残心とは簡単に言うと、『倒れた相手でも無力化できたか判明しないのだから、油断しない心構え』のことだ。
「残心ではないですよ。これだけ見事に喉を突かれたら……どんな人間でも死にますよね?」
俺の確認に――
「そうだな。喉を突かれたら呼吸ができなくなるし……仮に呼吸ができたとしても、それだけの出血では反撃どころではないな。正直、それで話をしている大尉はホラー映画のようだ」
ジェネラルが請合ってくれた。
「でも、事実として俺は死んでないですからね。派手に出血していても、ただそれだけの話ですし……別に話をするのも困りませんし……ちょっと多くHP減っただけです」
「それは……ゲームだからでしょう?」
カイが呆れた顔で指摘する。
「そうだぜ? 今回のテーマはゲーム的に勝つ方法だからな」
なぜかジェネラルとサトウさん以外は納得してくれなかった。
「タケル君の言う通りだね。その辺はちゃんと理解して無いと……例えば一か八かの技を成功させても、ただそれだけってこともあるだろうし」
「そうですね……その手の奥義?とでもいうのは止めに使うべきですけど……基本的に相手のHPは判らないですからね。使えば圧倒的有利にでもならないなら、一か八かは避けるべきです」
なおも納得のいっていないカイに、ジェネラルが取り成すように言う。
「カイ少尉……現実での闘争も似たようなものなのだ。現実での戦いはいかに相手より早く、戦闘力を殺ぐ攻撃を加えるか――加えられないかに過ぎない。相手の生死は結果だ。世界が違うのだから、そのルールが違ってもおかしくなかろう」
「お二人みたいな実践派の人は……『相手は何度も殺さないと止まらない』だとか考えると良いそうですよ」
伝聞なので自信の持てないアドバイスだった。
また気楽に実践派とか分類しちゃったが、この平和な日本で実践派にしか思えないジェネラル……プライベートは知りたくないな。このアドバイスに感銘を受けちゃったみたいだし。
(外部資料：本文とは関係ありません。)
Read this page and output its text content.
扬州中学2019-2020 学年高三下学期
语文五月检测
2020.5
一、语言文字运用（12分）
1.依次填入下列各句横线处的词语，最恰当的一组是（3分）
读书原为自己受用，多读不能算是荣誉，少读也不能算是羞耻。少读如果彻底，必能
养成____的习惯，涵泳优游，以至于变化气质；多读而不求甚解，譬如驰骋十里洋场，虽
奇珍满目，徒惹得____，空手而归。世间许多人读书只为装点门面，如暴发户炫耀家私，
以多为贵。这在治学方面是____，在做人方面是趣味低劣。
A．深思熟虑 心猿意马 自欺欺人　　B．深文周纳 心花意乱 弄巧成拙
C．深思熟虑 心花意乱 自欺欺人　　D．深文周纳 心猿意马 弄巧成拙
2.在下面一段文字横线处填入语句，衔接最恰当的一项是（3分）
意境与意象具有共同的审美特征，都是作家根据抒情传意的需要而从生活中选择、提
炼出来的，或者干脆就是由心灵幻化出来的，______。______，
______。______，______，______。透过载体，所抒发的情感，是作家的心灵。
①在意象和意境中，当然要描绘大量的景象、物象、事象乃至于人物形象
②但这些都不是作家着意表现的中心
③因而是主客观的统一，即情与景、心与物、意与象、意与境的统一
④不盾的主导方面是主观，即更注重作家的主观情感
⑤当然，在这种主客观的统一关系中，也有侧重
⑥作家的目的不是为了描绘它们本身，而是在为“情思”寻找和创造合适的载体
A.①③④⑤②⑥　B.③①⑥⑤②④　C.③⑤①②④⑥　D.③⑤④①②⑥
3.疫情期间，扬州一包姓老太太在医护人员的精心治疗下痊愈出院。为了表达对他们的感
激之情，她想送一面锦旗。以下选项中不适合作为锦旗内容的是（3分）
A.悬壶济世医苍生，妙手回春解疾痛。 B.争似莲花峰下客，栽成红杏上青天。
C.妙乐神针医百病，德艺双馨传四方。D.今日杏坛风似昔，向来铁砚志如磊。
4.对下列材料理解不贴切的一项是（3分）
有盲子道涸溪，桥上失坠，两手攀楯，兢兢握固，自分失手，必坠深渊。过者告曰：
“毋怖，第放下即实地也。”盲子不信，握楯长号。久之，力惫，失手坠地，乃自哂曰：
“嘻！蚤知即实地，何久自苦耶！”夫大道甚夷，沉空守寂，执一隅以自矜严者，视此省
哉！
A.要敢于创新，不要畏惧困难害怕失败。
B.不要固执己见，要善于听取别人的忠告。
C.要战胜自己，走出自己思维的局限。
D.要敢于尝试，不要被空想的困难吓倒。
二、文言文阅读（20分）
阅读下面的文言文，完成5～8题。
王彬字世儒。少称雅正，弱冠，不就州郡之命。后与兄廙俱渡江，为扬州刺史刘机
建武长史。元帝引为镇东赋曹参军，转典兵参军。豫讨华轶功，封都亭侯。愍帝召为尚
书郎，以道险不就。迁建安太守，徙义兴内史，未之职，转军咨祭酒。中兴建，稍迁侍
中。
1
「それにしても……凄かったな、タケル! よくあの頭を狙った返しをかわせたもんだ。あれは知らないと……知ってたのか?」
「あれは偶々です。それに一太刀も浴びせれませんでしたし――」
素直な感想だったが、肯くカイには少し腹が立った。……どうしてくれよう? だが――
「謙遜することは無いよ。僕も四手目まで使ったのは久しぶりだよ。それに僕側のルールだったしね。ゲーム的なルールだと……全く違うんじゃない? タケル君、手心加えてたでしょ?」
なんてことを、サトウさんは言い出した。